Question

A vessel of depth 'd' is half filled with oil of refractive index n₁ and the other half is filled with water of refractive index n₂. The apparent depth of this vessel when viewed from above will be-

• A. \(\frac{d\,n_1n_2}{2 (n_1+n_2)}\)
• B. \(\frac{d\,n_1n_2}{ (n_1+n_2)}\)
• C. \(\frac{2d(n_1+n_2)}{n_1n_2}\)
• D. \(\frac{d(n_1+n_2)}{2n_1n_2}\)

Hint:

When calculating the apparent depth of a layered medium, consider the contribution of each layer separately and then add them together. Use the formula \( \text{Apparent Depth} = \frac{\text{Real Depth}}{\text{Refractive Index}} \) for each layer.

Answer 1

The Correct Option is D

Solution:
The apparent depth of a medium is given by: \[ \text{Apparent Depth} = \frac{\text{Real Depth}}{\text{Refractive Index}}. \]

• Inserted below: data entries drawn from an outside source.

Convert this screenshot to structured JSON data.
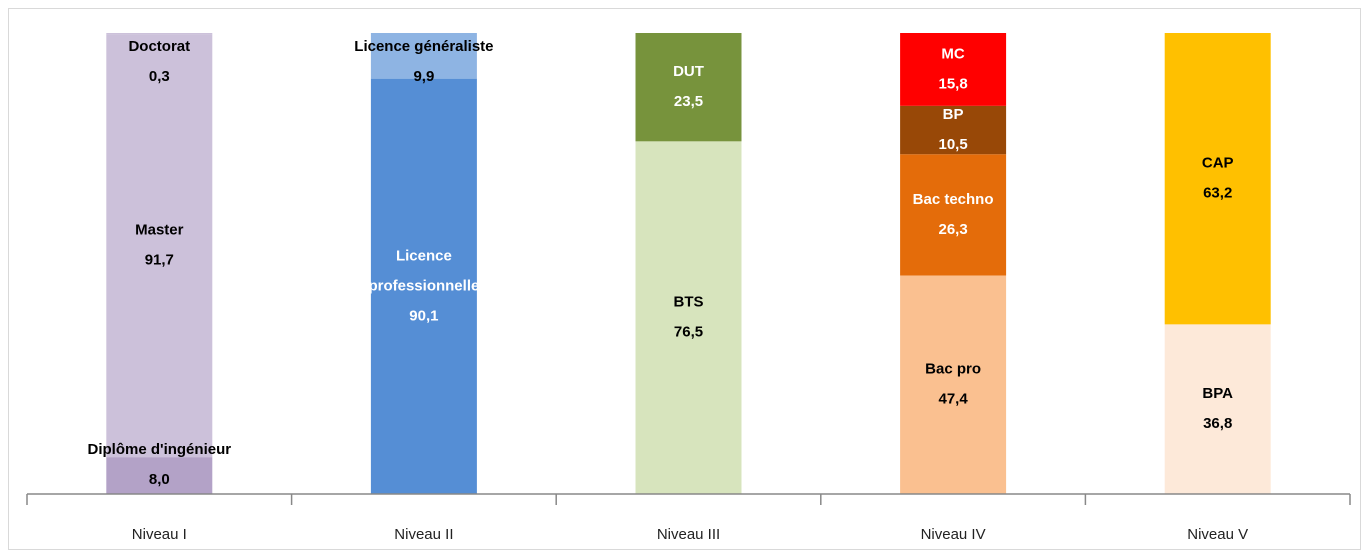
{
  "chart_data": {
    "type": "bar",
    "stacked": true,
    "categories": [
      "Niveau I",
      "Niveau II",
      "Niveau III",
      "Niveau IV",
      "Niveau V"
    ],
    "ylim": [
      0,
      100
    ],
    "series": [
      {
        "name": "Diplôme d'ingénieur",
        "color": "#b3a2c7",
        "values": [
          8.0,
          null,
          null,
          null,
          null
        ],
        "value_labels": [
          "8,0",
          null,
          null,
          null,
          null
        ]
      },
      {
        "name": "Master",
        "color": "#ccc1da",
        "values": [
          91.7,
          null,
          null,
          null,
          null
        ],
        "value_labels": [
          "91,7",
          null,
          null,
          null,
          null
        ]
      },
      {
        "name": "Doctorat",
        "color": "#ccc1da",
        "values": [
          0.3,
          null,
          null,
          null,
          null
        ],
        "value_labels": [
          "0,3",
          null,
          null,
          null,
          null
        ]
      },
      {
        "name": "Licence professionnelle",
        "color": "#558ed5",
        "values": [
          null,
          90.1,
          null,
          null,
          null
        ],
        "value_labels": [
          null,
          "90,1",
          null,
          null,
          null
        ]
      },
      {
        "name": "Licence généraliste",
        "color": "#8eb4e3",
        "values": [
          null,
          9.9,
          null,
          null,
          null
        ],
        "value_labels": [
          null,
          "9,9",
          null,
          null,
          null
        ]
      },
      {
        "name": "BTS",
        "color": "#d7e4bd",
        "values": [
          null,
          null,
          76.5,
          null,
          null
        ],
        "value_labels": [
          null,
          null,
          "76,5",
          null,
          null
        ]
      },
      {
        "name": "DUT",
        "color": "#77933c",
        "values": [
          null,
          null,
          23.5,
          null,
          null
        ],
        "value_labels": [
          null,
          null,
          "23,5",
          null,
          null
        ]
      },
      {
        "name": "Bac pro",
        "color": "#fac090",
        "values": [
          null,
          null,
          null,
          47.4,
          null
        ],
        "value_labels": [
          null,
          null,
          null,
          "47,4",
          null
        ]
      },
      {
        "name": "Bac techno",
        "color": "#e46c0a",
        "values": [
          null,
          null,
          null,
          26.3,
          null
        ],
        "value_labels": [
          null,
          null,
          null,
          "26,3",
          null
        ]
      },
      {
        "name": "BP",
        "color": "#984807",
        "values": [
          null,
          null,
          null,
          10.5,
          null
        ],
        "value_labels": [
          null,
          null,
          null,
          "10,5",
          null
        ]
      },
      {
        "name": "MC",
        "color": "#ff0000",
        "values": [
          null,
          null,
          null,
          15.8,
          null
        ],
        "value_labels": [
          null,
          null,
          null,
          "15,8",
          null
        ]
      },
      {
        "name": "BPA",
        "color": "#fde9d9",
        "values": [
          null,
          null,
          null,
          null,
          36.8
        ],
        "value_labels": [
          null,
          null,
          null,
          null,
          "36,8"
        ]
      },
      {
        "name": "CAP",
        "color": "#ffc000",
        "values": [
          null,
          null,
          null,
          null,
          63.2
        ],
        "value_labels": [
          null,
          null,
          null,
          null,
          "63,2"
        ]
      }
    ]
  }
}
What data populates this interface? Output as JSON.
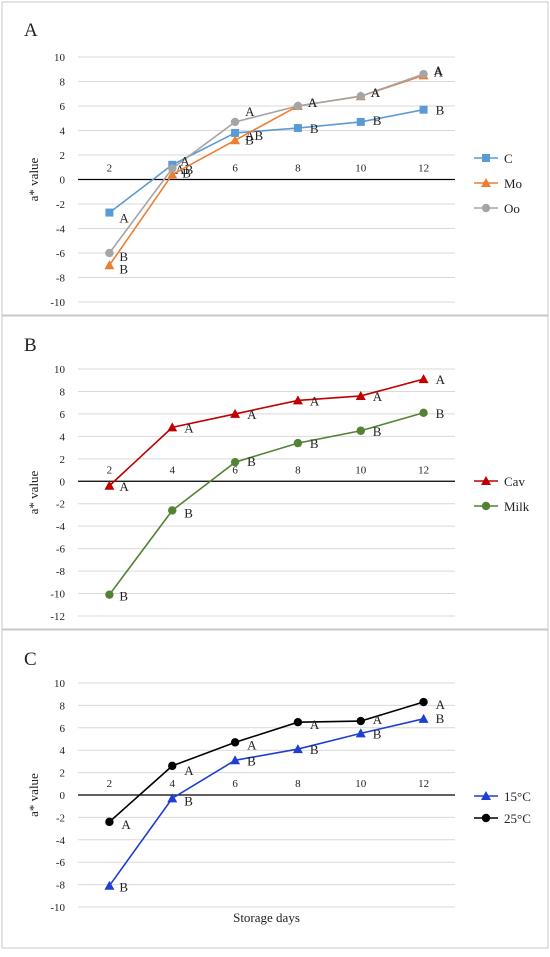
{
  "chart_data": [
    {
      "panel_label": "A",
      "type": "line",
      "ylabel": "a* value",
      "xlabel": "",
      "ylim": [
        -10,
        10
      ],
      "yticks": [
        -10,
        -8,
        -6,
        -4,
        -2,
        0,
        2,
        4,
        6,
        8,
        10
      ],
      "categories": [
        "2",
        "4",
        "6",
        "8",
        "10",
        "12"
      ],
      "legend_position": "right",
      "grid": true,
      "series": [
        {
          "name": "C",
          "color": "#5b9bd5",
          "marker": "square",
          "values": [
            -2.7,
            1.2,
            3.8,
            4.2,
            4.7,
            5.7
          ],
          "labels": [
            "A",
            "AB",
            "AB",
            "B",
            "B",
            "B"
          ]
        },
        {
          "name": "Mo",
          "color": "#ed7d31",
          "marker": "triangle",
          "values": [
            -7.0,
            0.4,
            3.2,
            6.0,
            6.8,
            8.5
          ],
          "labels": [
            "B",
            "B",
            "B",
            "A",
            "A",
            "A"
          ]
        },
        {
          "name": "Oo",
          "color": "#a5a5a5",
          "marker": "circle",
          "values": [
            -6.0,
            0.9,
            4.7,
            6.0,
            6.8,
            8.6
          ],
          "labels": [
            "B",
            "A",
            "A",
            "A",
            "A",
            "A"
          ]
        }
      ]
    },
    {
      "panel_label": "B",
      "type": "line",
      "ylabel": "a* value",
      "xlabel": "",
      "ylim": [
        -12,
        10
      ],
      "yticks": [
        -12,
        -10,
        -8,
        -6,
        -4,
        -2,
        0,
        2,
        4,
        6,
        8,
        10
      ],
      "categories": [
        "2",
        "4",
        "6",
        "8",
        "10",
        "12"
      ],
      "legend_position": "right",
      "grid": true,
      "series": [
        {
          "name": "Cav",
          "color": "#c00000",
          "marker": "triangle",
          "values": [
            -0.4,
            4.8,
            6.0,
            7.2,
            7.6,
            9.1
          ],
          "labels": [
            "A",
            "A",
            "A",
            "A",
            "A",
            "A"
          ]
        },
        {
          "name": "Milk",
          "color": "#548235",
          "marker": "circle",
          "values": [
            -10.1,
            -2.6,
            1.7,
            3.4,
            4.5,
            6.1
          ],
          "labels": [
            "B",
            "B",
            "B",
            "B",
            "B",
            "B"
          ]
        }
      ]
    },
    {
      "panel_label": "C",
      "type": "line",
      "ylabel": "a* value",
      "xlabel": "Storage days",
      "ylim": [
        -10,
        10
      ],
      "yticks": [
        -10,
        -8,
        -6,
        -4,
        -2,
        0,
        2,
        4,
        6,
        8,
        10
      ],
      "categories": [
        "2",
        "4",
        "6",
        "8",
        "10",
        "12"
      ],
      "legend_position": "right",
      "grid": true,
      "series": [
        {
          "name": "15°C",
          "color": "#1f3fd1",
          "marker": "triangle",
          "values": [
            -8.1,
            -0.3,
            3.1,
            4.1,
            5.5,
            6.8
          ],
          "labels": [
            "B",
            "B",
            "B",
            "B",
            "B",
            "B"
          ]
        },
        {
          "name": "25°C",
          "color": "#000000",
          "marker": "circle",
          "values": [
            -2.4,
            2.6,
            4.7,
            6.5,
            6.6,
            8.3
          ],
          "labels": [
            "A",
            "A",
            "A",
            "A",
            "A",
            "A"
          ]
        }
      ]
    }
  ]
}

Step 1: Calculate the contribution of oil.
For the oil layer of depth \( \frac{d}{2} \) and refractive index \( n_1 \): \[ \text{Apparent Depth of Oil} = \frac{\frac{d}{2}}{n_1} = \frac{d}{2n_1}. \]

Step 2: Calculate the contribution of water.
For the water layer of depth \( \frac{d}{2} \) and refractive index \( n_2 \): \[ \text{Apparent Depth of Water} = \frac{\frac{d}{2}}{n_2} = \frac{d}{2n_2}. \]

Step 3: Total apparent depth.
The total apparent depth is the sum of the apparent depths of the two layers: \[ \text{Total Apparent Depth} = \frac{d}{2n_1} + \frac{d}{2n_2}. \]

Step 4: Simplify the expression.
Taking a common denominator: \[ \text{Total Apparent Depth} = \frac{d n_2 + d n_1}{2n_1n_2} = \frac{d(n_1 + n_2)}{2n_1n_2}. \]